Mariano Carvajal y Valeria González, representantes argentinos en Breaking, cuentan cómo llegaron a esta disciplina y cómo viven la previa a los Juegos Olímpicos de la Juventud. Además, explican en qué consiste este nuevo deporte que hará su debut, y en qué consisten sus reglas.

Por Sol Ruiz

El Breaking es un estilo de baile urbano que se originó a mediados de 1970 en Estados Unidos. Los primeros innovadores de esta disciplina fueron los jóvenes afroamericanos y los puertorriqueños.

En los próximos Juegos Olímpicos de la Juventud que se realizarán en Buenos Aires, este deporte hará su debut con la intención de acercar más jóvenes a esta práctica, y donde muchos bailarines y aficionados, lo seguirán fecha a fecha.

La disciplina se va a disputar en el Parque Urbano, ubicado en Puerto Madero. Uno de los representantes argentinos es Mariano Carvajal, oriundo de Río Negro, quien tiene esta pasión desde los 4 años, y siguió con esta práctica sólo por pasatiempo hasta los 9. Ahí fue cuando se dio cuenta que no podía pasar tiempo sin estar bailando.

Se denomina b-boy, b-girl o breaker a quienes lo practican. La “B” proviene del término breakboy/breakgirl, dado que el bailarín bailaba los “breaks” o roturas de una canción provista por el DJ. Carvajal dijo: “Bailar siempre fue algo indispensable en mi vida, lo que me hacía destacar de los demás”.

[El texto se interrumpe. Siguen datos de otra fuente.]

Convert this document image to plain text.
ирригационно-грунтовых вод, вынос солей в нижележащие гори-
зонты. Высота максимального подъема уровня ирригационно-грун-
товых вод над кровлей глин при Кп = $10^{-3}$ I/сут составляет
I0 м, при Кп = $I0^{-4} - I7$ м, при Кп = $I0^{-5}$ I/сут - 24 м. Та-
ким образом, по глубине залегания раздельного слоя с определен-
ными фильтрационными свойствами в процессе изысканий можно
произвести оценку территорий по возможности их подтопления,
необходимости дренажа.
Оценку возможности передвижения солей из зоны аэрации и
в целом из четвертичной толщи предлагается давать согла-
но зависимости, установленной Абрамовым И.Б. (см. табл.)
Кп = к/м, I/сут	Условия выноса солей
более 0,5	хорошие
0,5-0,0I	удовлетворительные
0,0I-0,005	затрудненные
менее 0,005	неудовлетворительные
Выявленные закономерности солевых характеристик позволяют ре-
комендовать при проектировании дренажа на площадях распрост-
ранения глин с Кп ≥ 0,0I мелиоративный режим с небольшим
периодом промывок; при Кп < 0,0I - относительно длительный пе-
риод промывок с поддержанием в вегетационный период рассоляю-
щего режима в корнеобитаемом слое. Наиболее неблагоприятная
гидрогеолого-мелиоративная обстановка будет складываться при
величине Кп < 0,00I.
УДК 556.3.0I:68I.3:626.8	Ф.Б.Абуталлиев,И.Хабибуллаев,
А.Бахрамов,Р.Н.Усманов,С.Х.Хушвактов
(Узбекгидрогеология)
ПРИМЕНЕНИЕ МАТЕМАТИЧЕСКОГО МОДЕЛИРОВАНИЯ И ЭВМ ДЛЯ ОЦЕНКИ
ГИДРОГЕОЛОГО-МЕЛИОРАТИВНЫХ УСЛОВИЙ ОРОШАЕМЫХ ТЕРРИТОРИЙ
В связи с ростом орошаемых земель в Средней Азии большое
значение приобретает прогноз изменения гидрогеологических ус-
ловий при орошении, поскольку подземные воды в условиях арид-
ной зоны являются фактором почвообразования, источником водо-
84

La competencia va a consistir en batallas entre dos participantes o equipos mixtos. Cada una va a tener un número fijo de rondas, en la que en cada participante baila primero y luego el otro responde. En el breakdance hay mucha improvisación y cada bailarín puede crear un set o rutina de pasos para ir mezclando, aunque casi no se hace ya que hay que seguir el ritmo de la música, la cual no conocen hasta el momento de su presentación, lo que provoca que el baile sea más improvisado.

Cada ronda va a ser juzgada por cinco jueces más dos árbitros siguiendo seis criterios: creatividad, personalidad, técnica, variedad, actuación y musicalidad. “El objetivo es ganar por lo menos una medalla, aunque sea de bronce, no importa. Me creo importante y estoy confiado en que voy a ganar una medalla”, expresó Carvajal.

En los Juegos Olímpicos de la Juventud, esta disciplina va a contar con 12 hombres y 12 mujeres. Valeria González, oriunda de Tunuyán, también representante argentina de break dance en los Juego Olímpicos de la Juventud, comenzó en este deporte a los 14 años, entrenando en el salón municipal del barrio Los Cóndores. “Mi familia me ayudó en todo, mi mamá me despejó el camino para que yo me concentre únicamente en entrenar y no tener que hacer otra cosa”, contó González.

En las pruebas de equipo mixto, cada equipo va a estar compuesto por una pareja, según la clasificación final de las batallas de uno contra uno. “Ya lo tomo como un trabajo por la forma en la que me preparo para los Juegos Olímpicos: yendo al nutricionista, entrenando físicamente y bailando todos los días”, dijo Carvajal.

El breakdance se caracteriza por requerir de una compleja destreza al combinar la fuerza, el equilibrio y el ritmo en un solo deporte. “Nuestra danza es muy atlética. No podes hacerlo si no estás en excelentes condiciones, tenes que entrenar como un atleta. Creo que es muy bueno que esté en las Olimpiadas. Es una danza que viene de culturas”, expresó Carvajal.

Por su parte, Valeria, que clasificó a los Juegos Olímpicos de la Juventud quedando entre las 12 mejores del mundo contó: “Hoy sé que soy capaz de lograr absolutamente todo, para mí hoy dejó de existir el ‘no puedo’”.

El rionegrino, además, agregó: “Todos creen que por los Juegos Olímpicos de la Juventud me puse a bailar mucho más que antes, y puede que tengan razón, pero de todas maneras nunca dejaría de bailar”.